The king nodded solemnly. "Good. I was once a prince, too, you know, plagued by thoughts of 'why bother?' It took my father's death and the first time I sat in that throne room without him to realize just how much I didn't know."

By now, Noctis was so still, Regis wondered if he was breathing. This conversation had taken a darker turn than he'd intended. Maybe now would be a good time to inform him that Ignis had made his favorite dessert to cheer him up.

But instead, Noctis quietly asked, "What was he like? Grandpa?" The word sounded stiff from disuse.

"I'm glad you asked! Let me tell you about your no good, scoundrel of a grandfather, King Mors..."

And so the evening was passed by reliving stories from the past.

~.~.~

"Noctis, I hereby absolve you from needing to study Calculus. If your teacher questions why, inform them that it's an order from the King and this has to be cruel and unusual punishment. There's no way a student could possibly need all of this!"

It was the next morning and the two were attempting to tackle the weekend homework Noctis had been assigned. At the bafflement on his father's face, mirth flashed through his blue eyes. "Oh? What was all of that about not doing things halfway? Do I hear a quitter? You know, Gladio told me—"

"'Winners never quit, and quitters never win'", Regis growled, now being the one to click his tongue. "I get more than enough of that from Clarus."

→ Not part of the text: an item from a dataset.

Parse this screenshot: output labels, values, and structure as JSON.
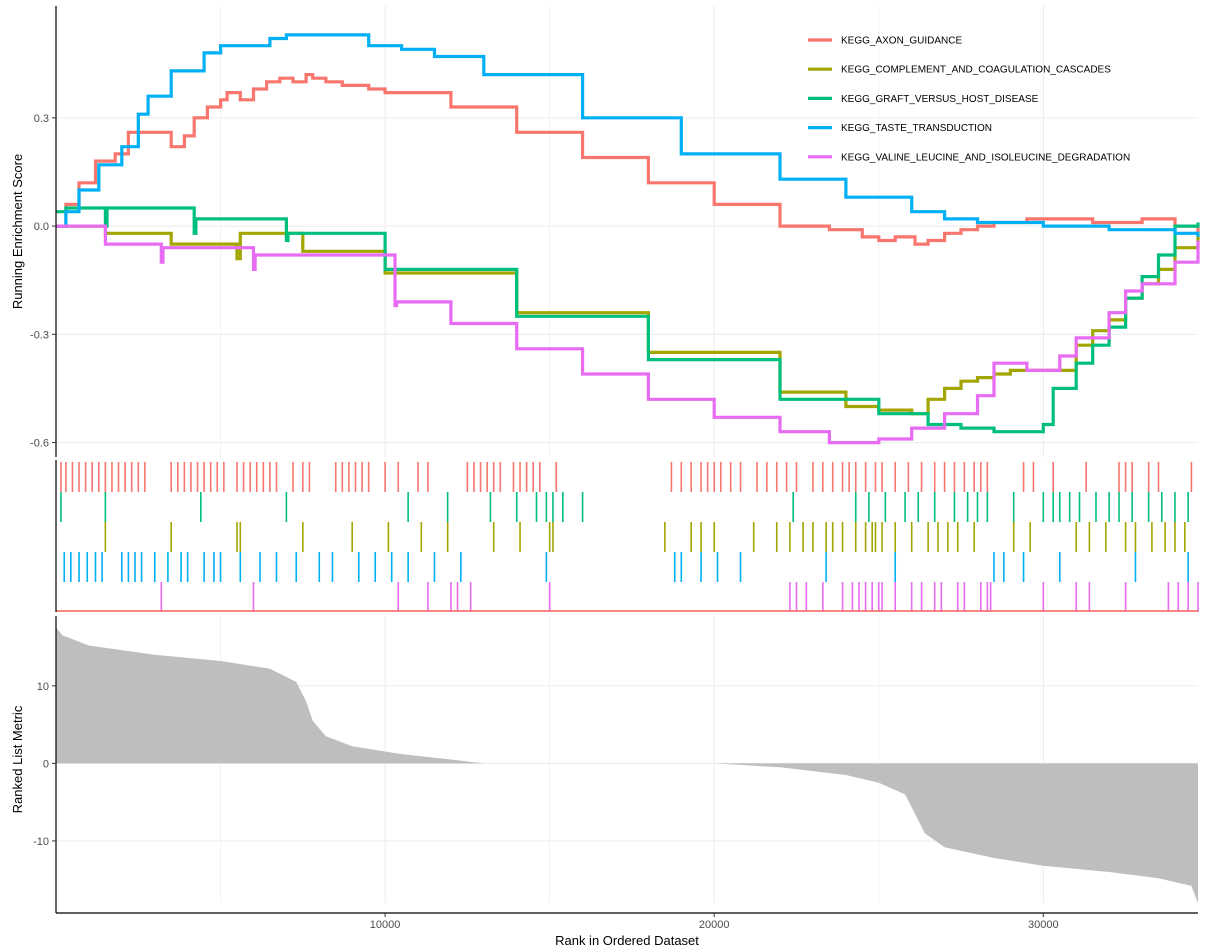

Honestly, Noctis hated the line as well. He'd last heard it after initially giving up on the labyrinth of Pitioss Ruins, in which, inexplicably, he was the only one that was allowed entrance. Easy for Gladio to give little quips like that; he wasn't the one doing it! That first attempt lasted two hours and the full run cost him a week. Every step was a death trap and a single mistake could've landed him at death's door…with no one to revive him. Sometimes he still had nightmares of being back there.

He shook his head. That wasn't important. Or…was it? He'd used calculations to judge distances for jumping platforms in the dark, timing necessary falls from moving objects, and inching along hazardous ledges. Rudimentary math, for sure, and most of it was guess work, but math nonetheless. He couldn't give up now.

That weekend was one of grueling studying. At times, Ignis would stop in to quiz him in Literature and give him a biscuit (a Tenebraen biscuit, of which Noctis had long ago given up trying to get his advisor to call them cookies) if he answered a question correctly. When Monday dawned, Noctis had never been more eager to go back to school.

His grades increased exponentially and he became the top performer in the two classes. The teachers hailed him as a late-blooming prodigy and word quickly spread about the new wunderkind taking the school by storm.

…Is what Regis would've liked to have seen. Instead, Noctis came home at the end of the week with an F in Calculus and…an A in Literature. The king laughed until he cried before sending his son back to his apartment.

Sometimes you just have to know when to concede defeat.